Judy Pfaff will trace her process and career from early mentorship at Yale University under Art Held and its infancy in the downtown NYC art scene of the early 1970s, to her contemporary multi-disciplinary approach carried out in the creatively fertile rural expanse of her upstate compound in the Hudson Valley.
Often cited as a pioneer of installation-art and contributor to the Pattern and Decoration Movement (P&D), Judy Pfaff has created work that spans disciplines from painting to printmaking and sculpture to installation. Born in London in 1946, Pfaff received a BFA from Washington University Saint Louis (1971) and an MFA from Yale University (1973) where she studied with Al Held.
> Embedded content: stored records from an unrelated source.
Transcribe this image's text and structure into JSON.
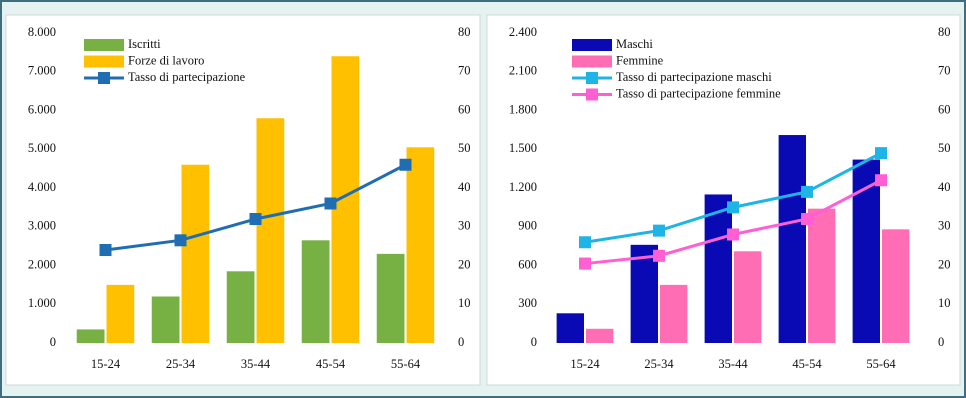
{
  "chart_data": [
    {
      "type": "bar",
      "categories": [
        "15-24",
        "25-34",
        "35-44",
        "45-54",
        "55-64"
      ],
      "ylim": [
        0,
        8000
      ],
      "yticks": [
        0,
        {
          "value": 1000,
          "label": "1.000"
        },
        {
          "value": 2000,
          "label": "2.000"
        },
        {
          "value": 3000,
          "label": "3.000"
        },
        {
          "value": 4000,
          "label": "4.000"
        },
        {
          "value": 5000,
          "label": "5.000"
        },
        {
          "value": 6000,
          "label": "6.000"
        },
        {
          "value": 7000,
          "label": "7.000"
        },
        {
          "value": 8000,
          "label": "8.000"
        }
      ],
      "y2lim": [
        0,
        80
      ],
      "y2ticks": [
        0,
        10,
        20,
        30,
        40,
        50,
        60,
        70,
        80
      ],
      "series": [
        {
          "name": "Iscritti",
          "color": "#77b043",
          "values": [
            350,
            1200,
            1850,
            2650,
            2300
          ]
        },
        {
          "name": "Forze di lavoro",
          "color": "#ffc000",
          "values": [
            1500,
            4600,
            5800,
            7400,
            5050
          ]
        },
        {
          "name": "Tasso di partecipazione",
          "color": "#1f6db3",
          "axis": "y2",
          "values": [
            24,
            26.5,
            32,
            36,
            46
          ]
        }
      ]
    },
    {
      "type": "bar",
      "categories": [
        "15-24",
        "25-34",
        "35-44",
        "45-54",
        "55-64"
      ],
      "ylim": [
        0,
        2400
      ],
      "yticks": [
        0,
        300,
        600,
        900,
        {
          "value": 1200,
          "label": "1.200"
        },
        {
          "value": 1500,
          "label": "1.500"
        },
        {
          "value": 1800,
          "label": "1.800"
        },
        {
          "value": 2100,
          "label": "2.100"
        },
        {
          "value": 2400,
          "label": "2.400"
        }
      ],
      "y2lim": [
        0,
        80
      ],
      "y2ticks": [
        0,
        10,
        20,
        30,
        40,
        50,
        60,
        70,
        80
      ],
      "series": [
        {
          "name": "Maschi",
          "color": "#0a0ab4",
          "values": [
            230,
            760,
            1150,
            1610,
            1420
          ]
        },
        {
          "name": "Femmine",
          "color": "#ff6eb4",
          "values": [
            110,
            450,
            710,
            1040,
            880
          ]
        },
        {
          "name": "Tasso di partecipazione maschi",
          "color": "#1fb4e6",
          "axis": "y2",
          "values": [
            26,
            29,
            35,
            39,
            49
          ]
        },
        {
          "name": "Tasso di partecipazione femmine",
          "color": "#ff5fd2",
          "axis": "y2",
          "values": [
            20.5,
            22.5,
            28,
            32,
            42
          ]
        }
      ]
    }
  ]
}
She exhibited work in the Whitney Biennials of 1975, 1981, and 1987, and represented the United States in the 1998 Sao Paulo Bienal. Her pieces reside in the permanent collections of MoMA, the Whitney Museum of Art, Tate Gallery, Brooklyn Museum of Art, and Detroit Institute of Arts, among others. She is currently represented by the Miles McEnery and Accola Griefen galleries in New York and has been previously represented by Holly Solomon, Carl Solway and Susanne Hilberry. She is the recipient of many awards including the Lifetime Achievement Award from the International Sculpture Center (2014), the MacArthur Foundation Award (2004), and the Guggenhiem Fellowship (1983). Pfaff lives and works in Tivoli, New York.

The School of Art focuses on bringing renowned and diverse artists and scholars from around the world to our campus. These visitors bring their own unique influences to the program by engaging with community members, students, and faculty through salons, lectures, and exhibitions.